The Eight Ways Christians Have Been Taught to Approach the Bible:

  • You look for verses that inspire you. Upon finding such verses, you either highlight, memorize, meditate upon, or put them on your refrigerator door.
     
  • You look for verses that tell you what God has promised so that you can confess it in faith and thereby obligate the Lord to do what you want.
     
  • You look for verses that tell you what God commands you to do.
     
  • You look for verses that you can quote to scare the devil out of his wits or resist him in the hour of temptation.
     
  • You look for verses that will prove your particular doctrine so that you can slice-and-dice your theological sparring partner into biblical ribbons. (Because of the proof-texting method, a vast wasteland of Christianity behaves as if the mere citation of some random, decontextualized verse of Scripture ends all discussion on virtually any subject.)
     
  • You look for verses in the Bible to control and/or correct others.
     
  • You look for verses that "preach" well and make good sermon material. (This is an ongoing addiction for many who preach and teach.)
     
  • You sometimes close your eyes, flip open the Bible randomly, stick your finger on a page, read what the text says, and then take what you have read as a personal "word" from the Lord.
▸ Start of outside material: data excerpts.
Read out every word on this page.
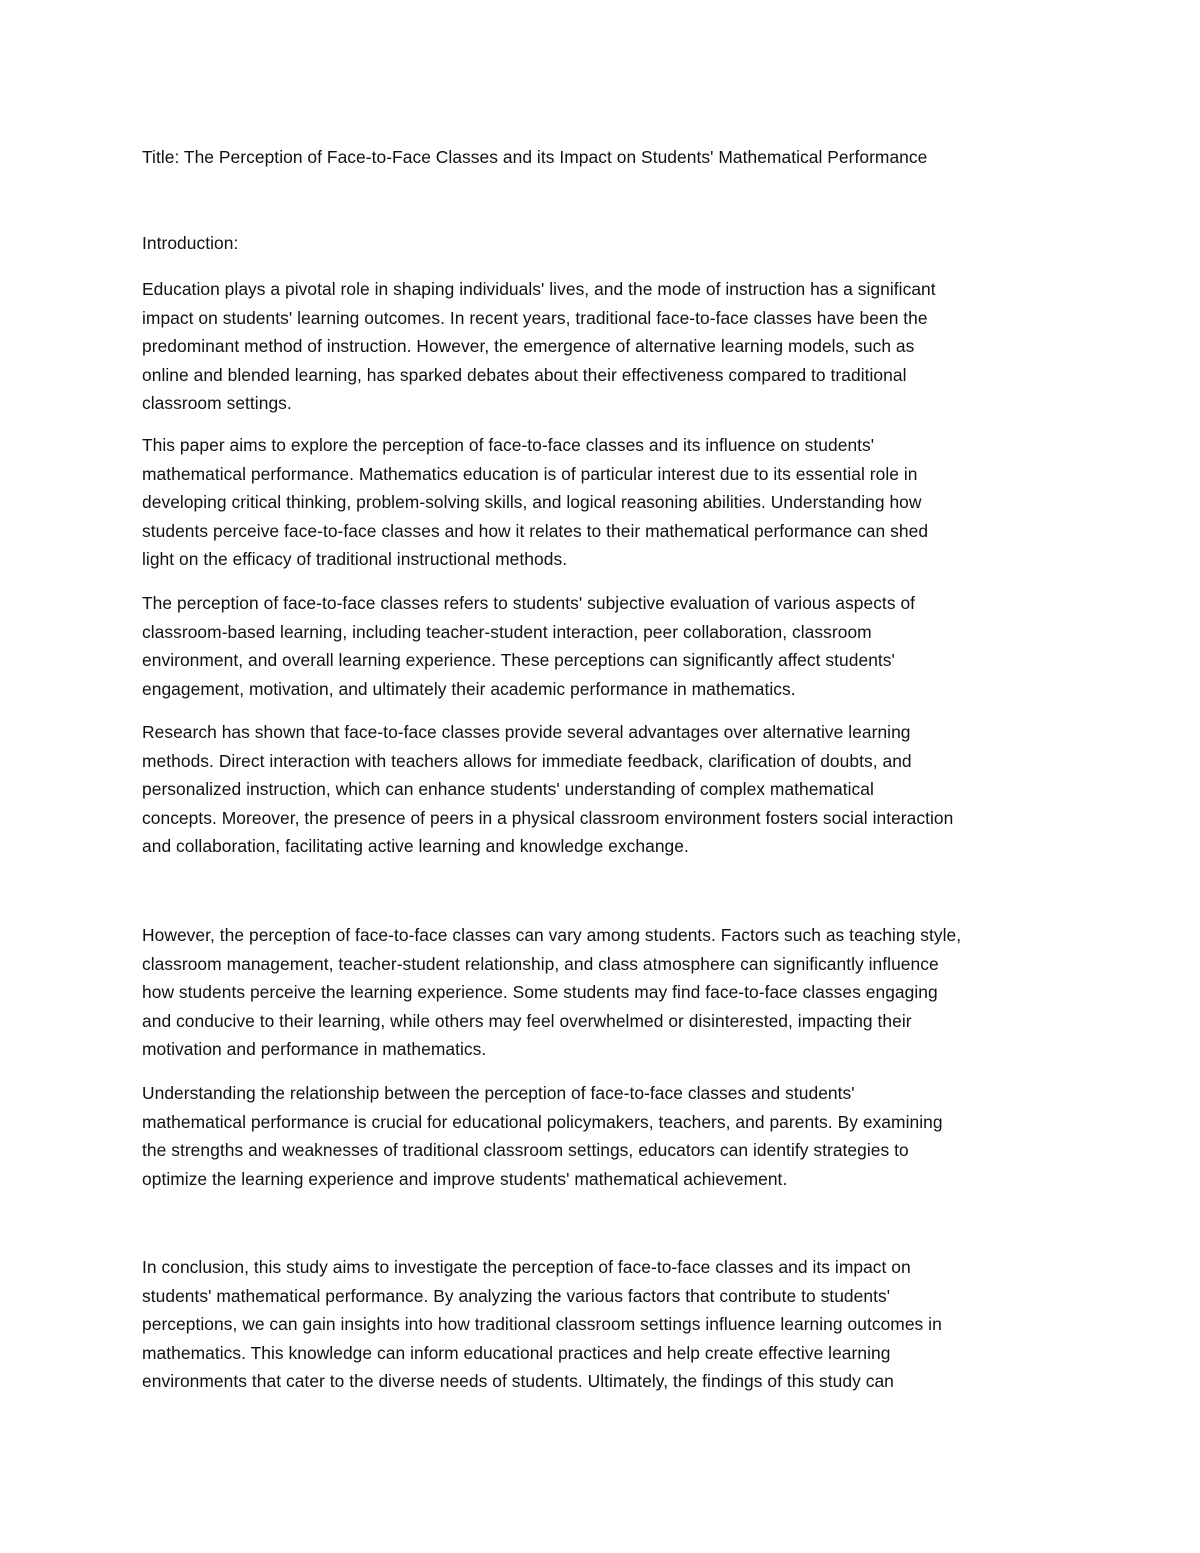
Title: The Perception of Face-to-Face Classes and its Impact on Students' Mathematical Performance
Introduction:
Education plays a pivotal role in shaping individuals' lives, and the mode of instruction has a significant
impact on students' learning outcomes. In recent years, traditional face-to-face classes have been the
predominant method of instruction. However, the emergence of alternative learning models, such as
online and blended learning, has sparked debates about their effectiveness compared to traditional
classroom settings.
This paper aims to explore the perception of face-to-face classes and its influence on students'
mathematical performance. Mathematics education is of particular interest due to its essential role in
developing critical thinking, problem-solving skills, and logical reasoning abilities. Understanding how
students perceive face-to-face classes and how it relates to their mathematical performance can shed
light on the efficacy of traditional instructional methods.
The perception of face-to-face classes refers to students' subjective evaluation of various aspects of
classroom-based learning, including teacher-student interaction, peer collaboration, classroom
environment, and overall learning experience. These perceptions can significantly affect students'
engagement, motivation, and ultimately their academic performance in mathematics.
Research has shown that face-to-face classes provide several advantages over alternative learning
methods. Direct interaction with teachers allows for immediate feedback, clarification of doubts, and
personalized instruction, which can enhance students' understanding of complex mathematical
concepts. Moreover, the presence of peers in a physical classroom environment fosters social interaction
and collaboration, facilitating active learning and knowledge exchange.
However, the perception of face-to-face classes can vary among students. Factors such as teaching style,
classroom management, teacher-student relationship, and class atmosphere can significantly influence
how students perceive the learning experience. Some students may find face-to-face classes engaging
and conducive to their learning, while others may feel overwhelmed or disinterested, impacting their
motivation and performance in mathematics.
Understanding the relationship between the perception of face-to-face classes and students'
mathematical performance is crucial for educational policymakers, teachers, and parents. By examining
the strengths and weaknesses of traditional classroom settings, educators can identify strategies to
optimize the learning experience and improve students' mathematical achievement.
In conclusion, this study aims to investigate the perception of face-to-face classes and its impact on
students' mathematical performance. By analyzing the various factors that contribute to students'
perceptions, we can gain insights into how traditional classroom settings influence learning outcomes in
mathematics. This knowledge can inform educational practices and help create effective learning
environments that cater to the diverse needs of students. Ultimately, the findings of this study can
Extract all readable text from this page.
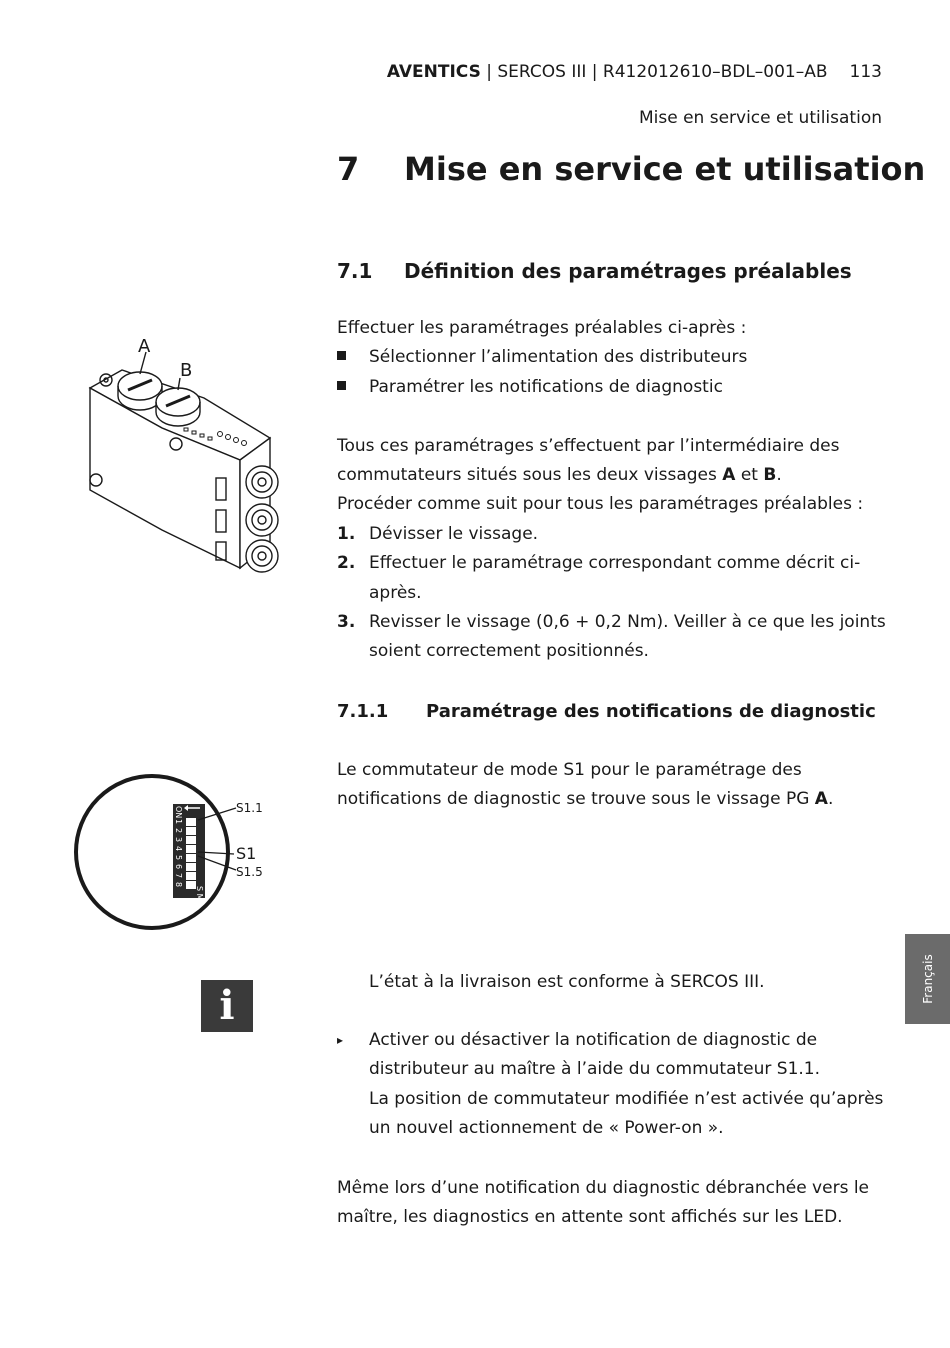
AVENTICS | SERCOS III | R412012610–BDL–001–AB 113
Mise en service et utilisation
7 Mise en service et utilisation
7.1 Définition des paramétrages préalables
Effectuer les paramétrages préalables ci-après :
Sélectionner l’alimentation des distributeurs
Paramétrer les notifications de diagnostic
Tous ces paramétrages s’effectuent par l’intermédiaire des
commutateurs situés sous les deux vissages A et B.
Procéder comme suit pour tous les paramétrages préalables :
1. Dévisser le vissage.
2. Effectuer le paramétrage correspondant comme décrit ci-
après.
3. Revisser le vissage (0,6 + 0,2 Nm). Veiller à ce que les joints
soient correctement positionnés.
7.1.1 Paramétrage des notifications de diagnostic
Le commutateur de mode S1 pour le paramétrage des
notifications de diagnostic se trouve sous le vissage PG A.
i	L’état à la livraison est conforme à SERCOS III.
▸	Activer ou désactiver la notification de diagnostic de
distributeur au maître à l’aide du commutateur S1.1.
La position de commutateur modifiée n’est activée qu’après
un nouvel actionnement de « Power-on ».
Même lors d’une notification du diagnostic débranchée vers le
maître, les diagnostics en attente sont affichés sur les LED.
Français
A
B
ON
1
2
3
4
5
6
7
8
S M
S1.1
S1
S1.5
The Seven Common Sense Principles of Scripture Interpretation:

  • Principle #1: To find truth, you must begin with a blank slate. We all have preconceived ideas. We have all been conditioned to see Scripture through a certain lens. When you have no theological system to defend, when you have no prior conclusions to which Scripture must be moulded, then, and only then, are you reading Scripture with a blank slate. If you were raised in a pagan society and had never read the Bible before, what would this verse or passage be communicating to you?
     
  • Principle #2: Start at the beginning of the New Testament, with the teachings of Jesus. "A disciple is not above his teacher" (Matt. 20:24). Our systems of theology tend to make Paul, the disciple, greater than Jesus, the Teacher. Jesus, and Jesus alone, is the author of Christianity—not Paul.
     
  • Principle #3: Give each verse its literal meaning. Give each sentence in Scripture its most natural, literal meaning. Forget what you think a verse says or means; how does it naturally read? If it reads differently than what you have been conditioned to believe about it, then your belief is incorrect and you must unlearn and relearn, reforming and conforming yourself to the truth of Scripture. Not to do so is disobedience and rebellion.
     
  • Principle #4: Consider every Scripture that relates, or could relate, to the subject. Are there any passages of Scripture that relate, or might relate, to the subject under consideration? Carefully compare contexts. If the context of one statement (verse) in one letter does not agree with the context of another statement (verse) in another letter, then they are not related in any way, shape, or form, even if they sound similar. To use them as if they were is proof text methodology (making Scripture say what you want it to say).
     
  • Principle #5: Reject any interpretation that would render some of the Scriptures void or unreasonable. When we write, we intend for everything to have meaning. We do not intend for some of our statements to be totally ignored. Neither do we intend for part of what we write to be interpreted in such a way as to totally nullify the other things we have written. The belief that Scripture is like this is utterly nonsensical. "Let the clear passages interpret the unclear," "Let the many interpret the few," and "Go to the root of the words" are systems that do not work. They render some of the Scriptures void or unreasonable, telling us to completely ignore them. Does Jesus want us to ignore statements He made, or to understand what they truly meant?
     
  • Principle #6: When Scripture is ambiguous, look at the "course of performance": how did the first several generations of Christians understand the Scripture. Since we cannot ask Paul or the Corinthians what 1 Corinthians means, we must look at their "course of performance" (their practices). We can find out how they interpreted Paul's letter by looking at their practices. Where do we get the evidence of their practices?
     
  • Principle #7: To determine the "course of performance," always go to the primary sources. When searching for the truth about any subject, you always go to the primary sources! These are the sources from which all other material is derived. Do not trust someone else's word for it, where they can selectively cite the original source, check it for yourself. Especially if ellipses are used. (You do not know if they are forcing the text to agree with them by cutting out key parts of it.)